Según el fallo de la Sala VI de la Cámara Nacional de Apelaciones en lo Criminal y Correccional, “nuestro sistema jurídico no coloca en pie de igualdad en el castigo al sujeto que pretende quitar la vida a una persona con aquél que provoca ese resultado sin intención y en el marco de una actuación funcional, porque el grado de injusto es menor. Pero obtenerlo en un exceso de su ejercicio no necesariamente lo exime de sanción”. Por ello confirmaron la acusación por delito de “Homicidio calificado por el uso de arma en exceso de legítima defensa”, llevando a Luis Chocobar a juicio. Delito cuya pena podría llegar a los seis años y ocho meses de prisión según nuestro Código Penal.
Los jueces sostuvieron que aquel 8 de diciembre de 2017 en “no más de tres minutos” ocurrieron los hechos. De los datos que brindan surge que en el lapso de un minuto cuarenta segundos se consumó el ataque a Joe Wolek, por lo cual la intervención de Chocobar duró unos 80 segundos aproximadamente. Esos ochenta segundos son hoy materia de este juicio.
Es decir que la Justicia entendió que el policía no obro con intención de matar, pero que resulta necesario ventilar en juicio si hubo un exceso en su actuación. Por otra parte, si bien sostiene que “no lo pone en pie de igualdad con quien mata intencionalmente”, sí se los sienta juntos en el banquillo de los acusados.
Un minuto cambio muchas vidas: un joven abatido, Wolek con la oportunidad de sobrevivir, y el policía a juicio.
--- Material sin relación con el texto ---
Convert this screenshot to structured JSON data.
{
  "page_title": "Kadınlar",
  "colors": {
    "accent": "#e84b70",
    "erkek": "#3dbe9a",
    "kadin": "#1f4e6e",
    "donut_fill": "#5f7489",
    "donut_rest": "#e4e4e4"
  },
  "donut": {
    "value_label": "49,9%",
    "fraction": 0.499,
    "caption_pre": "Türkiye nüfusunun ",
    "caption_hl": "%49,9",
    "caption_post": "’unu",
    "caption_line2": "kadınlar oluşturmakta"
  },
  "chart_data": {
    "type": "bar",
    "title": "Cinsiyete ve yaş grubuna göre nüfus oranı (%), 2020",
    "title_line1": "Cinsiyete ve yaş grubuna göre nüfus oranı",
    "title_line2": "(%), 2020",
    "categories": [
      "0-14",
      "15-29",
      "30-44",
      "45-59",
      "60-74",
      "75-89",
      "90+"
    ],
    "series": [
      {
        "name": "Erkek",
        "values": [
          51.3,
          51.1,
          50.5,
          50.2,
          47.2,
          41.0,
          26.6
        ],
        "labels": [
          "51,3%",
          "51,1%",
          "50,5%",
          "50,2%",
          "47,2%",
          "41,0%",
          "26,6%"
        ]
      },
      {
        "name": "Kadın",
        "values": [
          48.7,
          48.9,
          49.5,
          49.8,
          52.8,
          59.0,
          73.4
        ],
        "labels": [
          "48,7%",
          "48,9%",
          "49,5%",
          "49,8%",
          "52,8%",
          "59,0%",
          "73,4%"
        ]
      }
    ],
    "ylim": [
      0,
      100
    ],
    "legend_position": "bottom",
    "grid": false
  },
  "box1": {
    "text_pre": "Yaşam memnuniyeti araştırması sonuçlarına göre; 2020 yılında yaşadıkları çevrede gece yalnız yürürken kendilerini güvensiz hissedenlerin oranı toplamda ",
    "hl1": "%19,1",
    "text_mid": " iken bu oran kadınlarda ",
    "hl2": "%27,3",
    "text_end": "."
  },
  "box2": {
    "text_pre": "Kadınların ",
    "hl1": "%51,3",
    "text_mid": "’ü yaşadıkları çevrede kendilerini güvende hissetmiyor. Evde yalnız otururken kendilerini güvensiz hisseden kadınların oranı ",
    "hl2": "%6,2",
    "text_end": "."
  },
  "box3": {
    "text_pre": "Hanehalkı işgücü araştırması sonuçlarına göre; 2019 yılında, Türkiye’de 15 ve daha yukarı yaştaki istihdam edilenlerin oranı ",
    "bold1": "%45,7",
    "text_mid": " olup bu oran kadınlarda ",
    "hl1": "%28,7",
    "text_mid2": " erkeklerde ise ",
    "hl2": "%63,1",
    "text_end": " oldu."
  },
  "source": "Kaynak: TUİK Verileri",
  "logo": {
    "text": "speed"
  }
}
Un minuto que abre infinidad de interrogantes que, desde la comodidad y seguridad de un sillón, alimentan debates y apresuran juicios. Para quienes el disparo fue un exceso, los agresores huían y el hecho había terminado, pero ¿cómo saberlo en ese momento? ¿Acaso no fue razonable pensar en ese contexto que otras personas podrían estar en riesgo? ¿Quién lo puede aseverar con certeza? ¿Y si solo las balas pusieron fin a ese derrotero criminal? Respuestas que no tenemos y que tal vez surjan en juicio. Pero veamos lo que esos “no más de tres minutos” develan la perversidad de un sistema que por años y mientras estos jóvenes sumaban conductas violentas, atravesando por diversas instituciones (familia, escuela, Justicia, Institutos de menores), nada ni nadie los pudo parar. Un sistema que no puede, no quiere, no sabe o no le interesa dar respuestas a la problemática de inseguridad y que arroja a personas correctas a convertirse en asesinos involuntarios, a la vez que con su inoperancia y discursos buenistas generosos con la sangre ajena condenan a los delincuentes a vivir o morir enredados en delitos y a las víctimas al más brutal desamparo.
Tras la mal llamada “Doctrina Chocobar” se enmascara el aborrecimiento, de algunos, del sistema penal y su pretendido aniquilamiento. Bajo absurdas vacilaciones sobre la sanción moral que todo delito conlleva o poniendo dudas acerca de si cierta conducta es o no un delito -aun cuando desde hace casi un siglo se la describe como tal- subyace cierto guiño complaciente para con la delincuencia y la consiguiente orfandad de la sociedad arrojada a su suerte. Necesitamos una Policía profesional y preparada, es hora de menos cometarios y más política de seguridad y criminal, pero fundamentalmente necesitamos mensajes contundentes, no hay vacilaciones posibles entre lo que está bien o mal eso debe estar muy claro.